Whilst Aesop was still recuperating in the locker, Emily was sent off in a rocket chair. She was the last survivor apart from Aesop and now he was left alone. Tell-tale crows gathered above the lockers to alert both hunters of Aesop's position. Thankfully, Aesop knew where the dungeon was and it only took a matter of sneaking around the sidelines and shadows of the map to get to it. He followed the tunnel back to the Survivors' side of the manor and went to his room. Rationally speaking, it wasn't really Aesop's room. The manor was full of empty rooms and each survivor simply drifted to one and it naturally became 'their' room.

Aesop's was quite far from everyone else's.
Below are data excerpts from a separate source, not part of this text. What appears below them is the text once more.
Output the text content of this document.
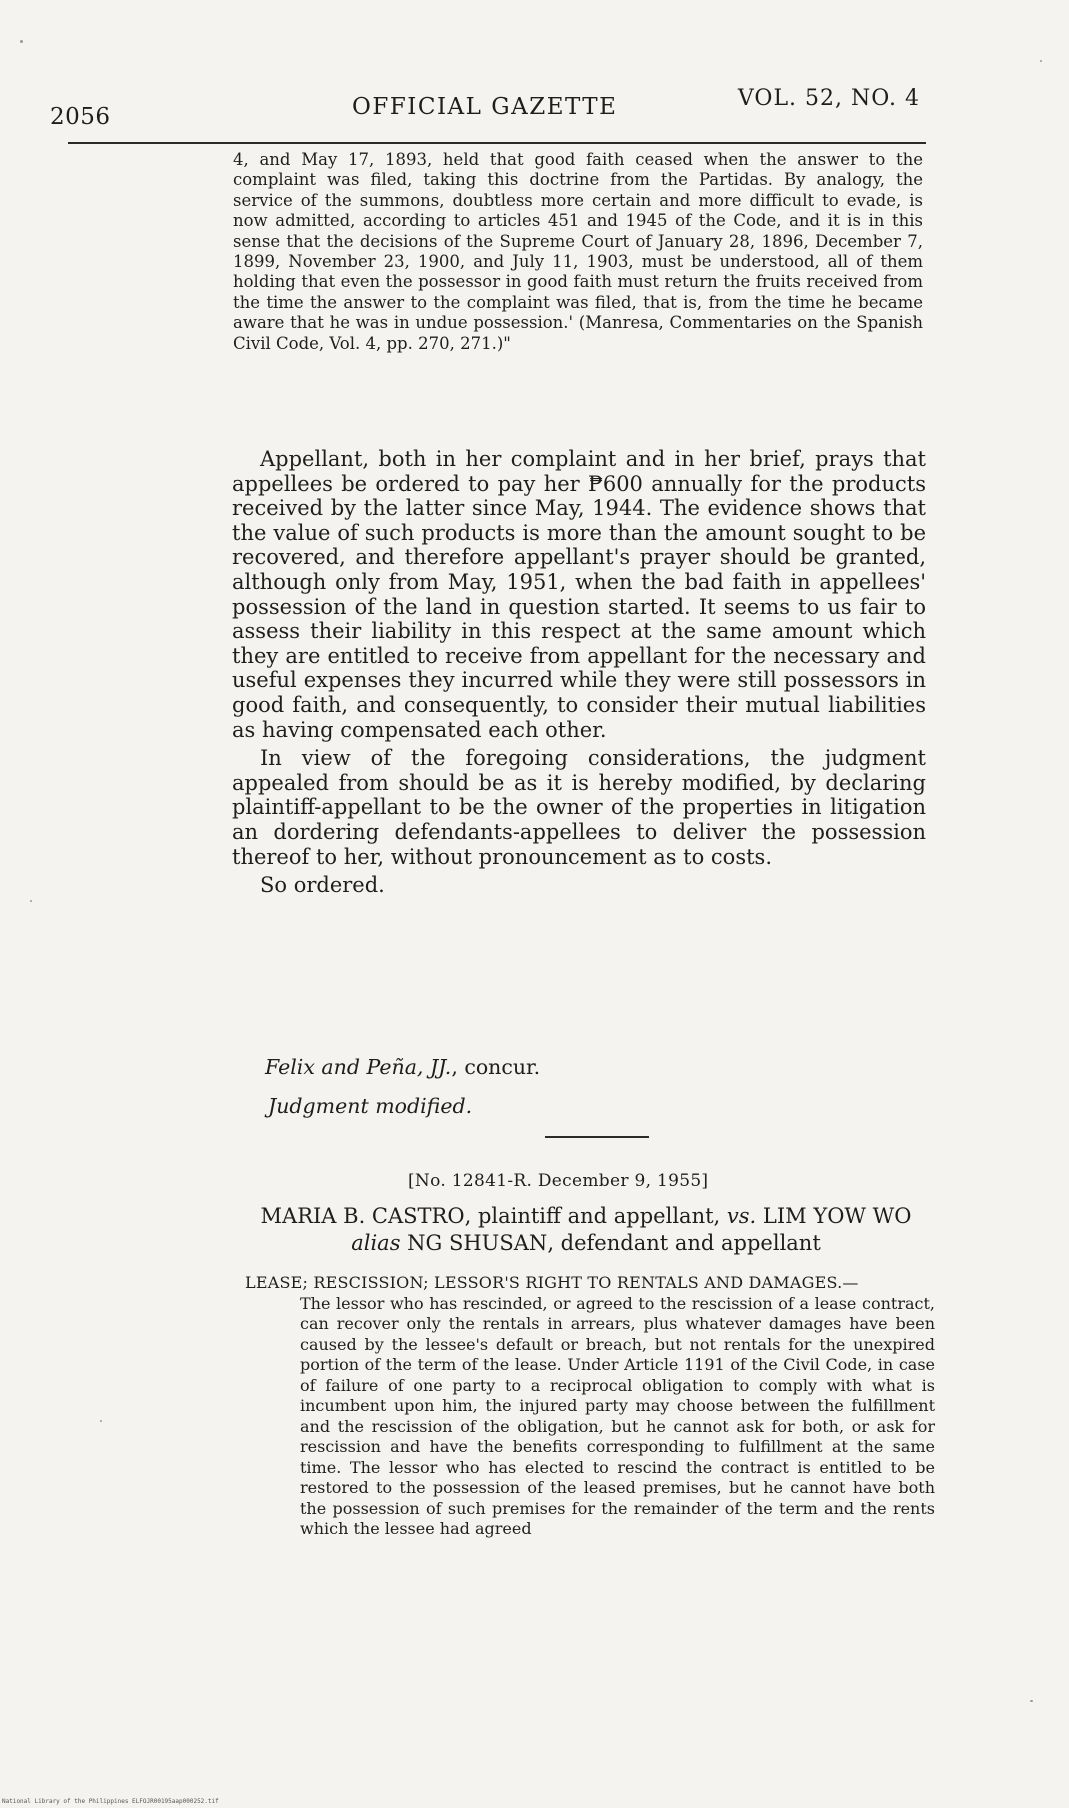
2056	OFFICIAL GAZETTE	VOL. 52, NO. 4

4, and May 17, 1893, held that good faith ceased when the answer to the complaint was filed, taking this doctrine from the Partidas. By analogy, the service of the summons, doubtless more certain and more difficult to evade, is now admitted, according to articles 451 and 1945 of the Code, and it is in this sense that the decisions of the Supreme Court of January 28, 1896, December 7, 1899, November 23, 1900, and July 11, 1903, must be understood, all of them holding that even the possessor in good faith must return the fruits received from the time the answer to the complaint was filed, that is, from the time he became aware that he was in undue possession.' (Manresa, Commentaries on the Spanish Civil Code, Vol. 4, pp. 270, 271.)"

Appellant, both in her complaint and in her brief, prays that appellees be ordered to pay her ₱600 annually for the products received by the latter since May, 1944. The evidence shows that the value of such products is more than the amount sought to be recovered, and therefore appellant's prayer should be granted, although only from May, 1951, when the bad faith in appellees' possession of the land in question started. It seems to us fair to assess their liability in this respect at the same amount which they are entitled to receive from appellant for the necessary and useful expenses they incurred while they were still possessors in good faith, and consequently, to consider their mutual liabilities as having compensated each other.

In view of the foregoing considerations, the judgment appealed from should be as it is hereby modified, by declaring plaintiff-appellant to be the owner of the properties in litigation an dordering defendants-appellees to deliver the possession thereof to her, without pronouncement as to costs.

So ordered.

Felix and Peña, JJ., concur.
Judgment modified.
[No. 12841-R. December 9, 1955]
MARIA B. CASTRO, plaintiff and appellant, vs. LIM YOW WO
alias NG SHUSAN, defendant and appellant
LEASE; RESCISSION; LESSOR'S RIGHT TO RENTALS AND DAMAGES.—
The lessor who has rescinded, or agreed to the rescission of a lease contract, can recover only the rentals in arrears, plus whatever damages have been caused by the lessee's default or breach, but not rentals for the unexpired portion of the term of the lease. Under Article 1191 of the Civil Code, in case of failure of one party to a reciprocal obligation to comply with what is incumbent upon him, the injured party may choose between the fulfillment and the rescission of the obligation, but he cannot ask for both, or ask for rescission and have the benefits corresponding to fulfillment at the same time. The lessor who has elected to rescind the contract is entitled to be restored to the possession of the leased premises, but he cannot have both the possession of such premises for the remainder of the term and the rents which the lessee had agreed
National Library of the Philippines ELFOJR00195aap000252.tif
It was more of more in a tower than a hallway like everyone else's was, with stairs coming up onto a landing that could fit two people maximum and leading into a small bedroom too. Whereas all the other survivors had room that could be comfortably shared with someone else, Aesop's only just about had enough room for him. He liked it that way. Naib called it cramped when he came up to hang up but Aesop preferred calling it cosy. It had a double bed, a wardrobe and a desk with his embalming equipment. Not to mention the view, he got to overlook the hunter's side of the manor as well as some of their garden. Aesop thought it was unfair that the hunters got their very own garden all to themselves. He often saw the Soul Weaver climbing on the windows when they were preparing for their matches.

Aesop slipped off his shoes and perched on the edge of his bed, he felt restless, like there was something he desperately wanted to do. Every time he let his mind wander he found himself thinking of the Photographer and his stupid smirk and his stupid teasing. He was actually thankful when Martha called him down for dinner.